Zresztą pamiętamy, że dziś czeka nas kolejny przeceniany w swej istotności raport o stanie rynku pracy. To znaczy, dane o zmieni liczby etatów są ważne, ale to głównie do oceny tego co było. Z punktu widzenia inwestora giełdowego ich znaczenie jest (a właściwie powinno być, bo serwisy przypisują tej publikacji ogromną wagę) średnie. Ma znaczenie w krótkim terminie, bo publikacja odbiegająca od prognoz może wpłynąć na notowania na danej sesji, a może nawet i na następnej. Potem nie ma ona już większego znaczenia. Albo wzmaga ruch, który już na rynku trwa, albo, jeśli wymowa publikacji jest przeciwna panującej tendencji, jest przyczynkiem do pojawienia się korekty, po której rynek i tak idzie w swoją stronę. Przypomnę jeszcze raz, przydatność zmian na rynku pracy ma dla gracza znaczenie pośrednie. Może on szacować wielkość konsumpcji, ale takie szacunki i tak są obarczone sporym błędem. Podobnie jak szacunki zmiany PKB na bazie modeli ekonomicznych. Graczy giełdowych interesują czynniki, które z wyprzedzeniem opisują możliwość zmiany w gospodarce. Pech chce, że jednym z najlepszych takich czynników wyprzedzających jest sam rynek akcji. Na szczęście są też inne, o czym przekonujemy się od początku tego roku.
Co do samego raportu, to należy oczekiwać, że w kwietniu ponownie liczba etatów mocno spadła. Raport ADP dał rynkowi nadzieję na to, że ten spadek nie był już tak duży, jak w poprzednich miesiącach. Wstępne prognozy zostały zrewidowane o 100-150k. Obecnie oczekuje się, że liczba etatów w sektorze pozarolniczym spadnie o ok. 550-600k Stopa bezrobocia ma tu mniejsze znaczenie. Tu prognoz nie rewidowane i oczekuje się wartości 8,9 proc.

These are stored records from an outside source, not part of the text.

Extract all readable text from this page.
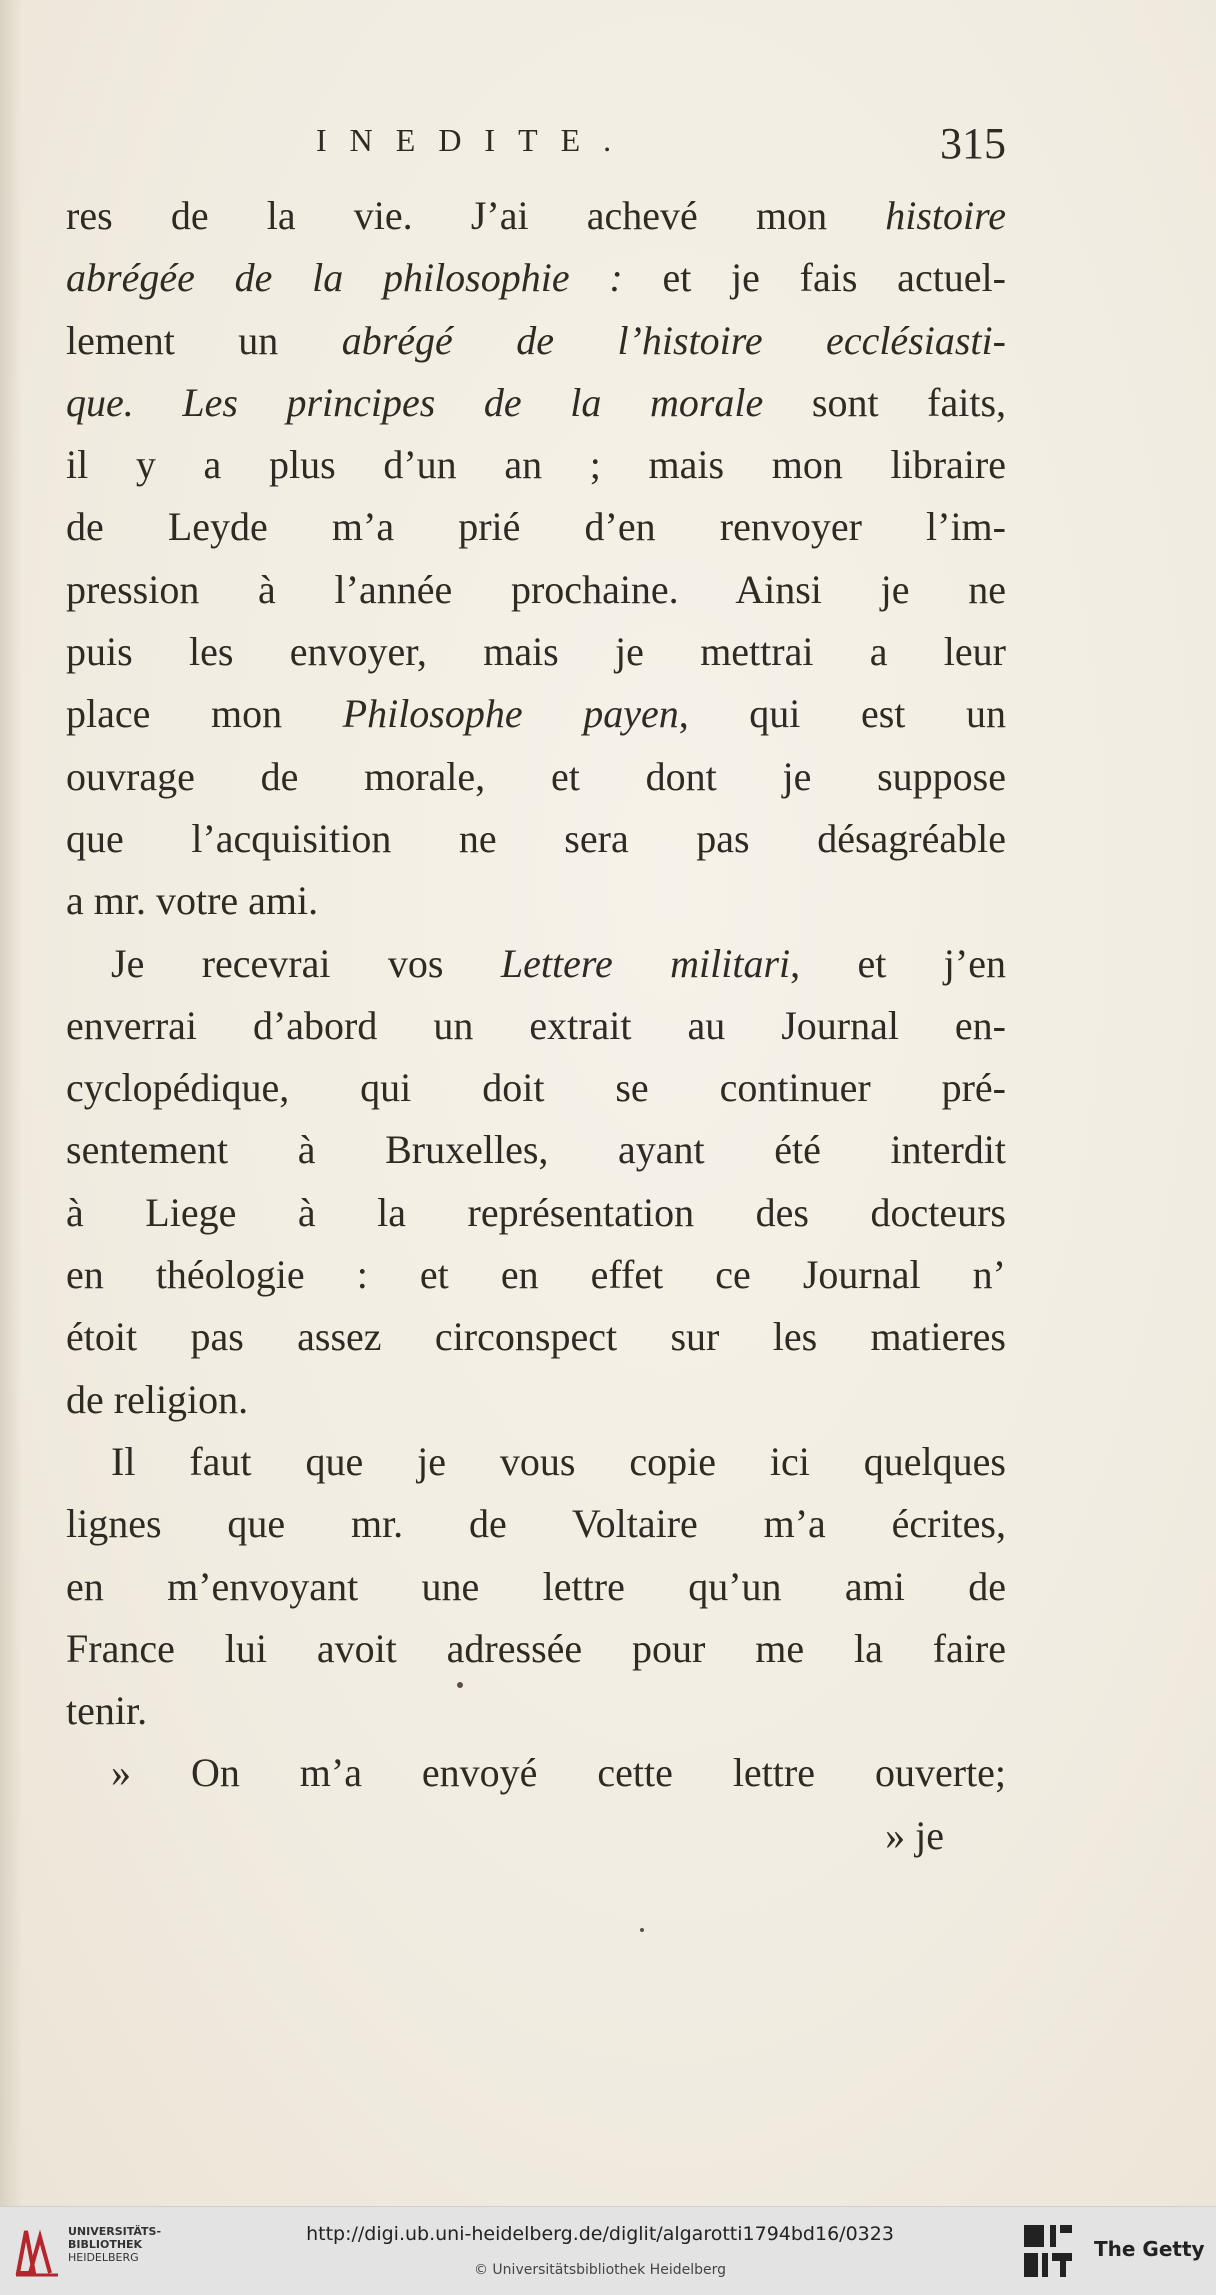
INEDITE.	315
res de la vie. J’ai achevé mon histoire
abrégée de la philosophie : et je fais actuel-
lement un abrégé de l’histoire ecclésiasti-
que. Les principes de la morale sont faits,
il y a plus d’un an ; mais mon libraire
de Leyde m’a prié d’en renvoyer l’im-
pression à l’année prochaine. Ainsi je ne
puis les envoyer, mais je mettrai a leur
place mon Philosophe payen, qui est un
ouvrage de morale, et dont je suppose
que l’acquisition ne sera pas désagréable
a mr. votre ami.
Je recevrai vos Lettere militari, et j’en
enverrai d’abord un extrait au Journal en-
cyclopédique, qui doit se continuer pré-
sentement à Bruxelles, ayant été interdit
à Liege à la représentation des docteurs
en théologie : et en effet ce Journal n’
étoit pas assez circonspect sur les matieres
de religion.
Il faut que je vous copie ici quelques
lignes que mr. de Voltaire m’a écrites,
en m’envoyant une lettre qu’un ami de
France lui avoit adressée pour me la faire
tenir.
» On m’a envoyé cette lettre ouverte;
» je
UNIVERSITÄTS-
BIBLIOTHEK
HEIDELBERG
http://digi.ub.uni-heidelberg.de/diglit/algarotti1794bd16/0323
© Universitätsbibliothek Heidelberg
The Getty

Co do naszego rynku to wczorajsza końcówka mogła kogoś przestraszyć. Niesłusznie, bo niewiele z tego ruchu wynika. Wyglądał on może efektownie, ale to wszystko. Jesteśmy wystarczająco wysoko, by nadal rozważać możliwość poważnego ataku na poziom oporu, ale tez nie będzie zaskoczeniem, jak na ten atak trzeba będzie jeszcze jakiś czas poczekać.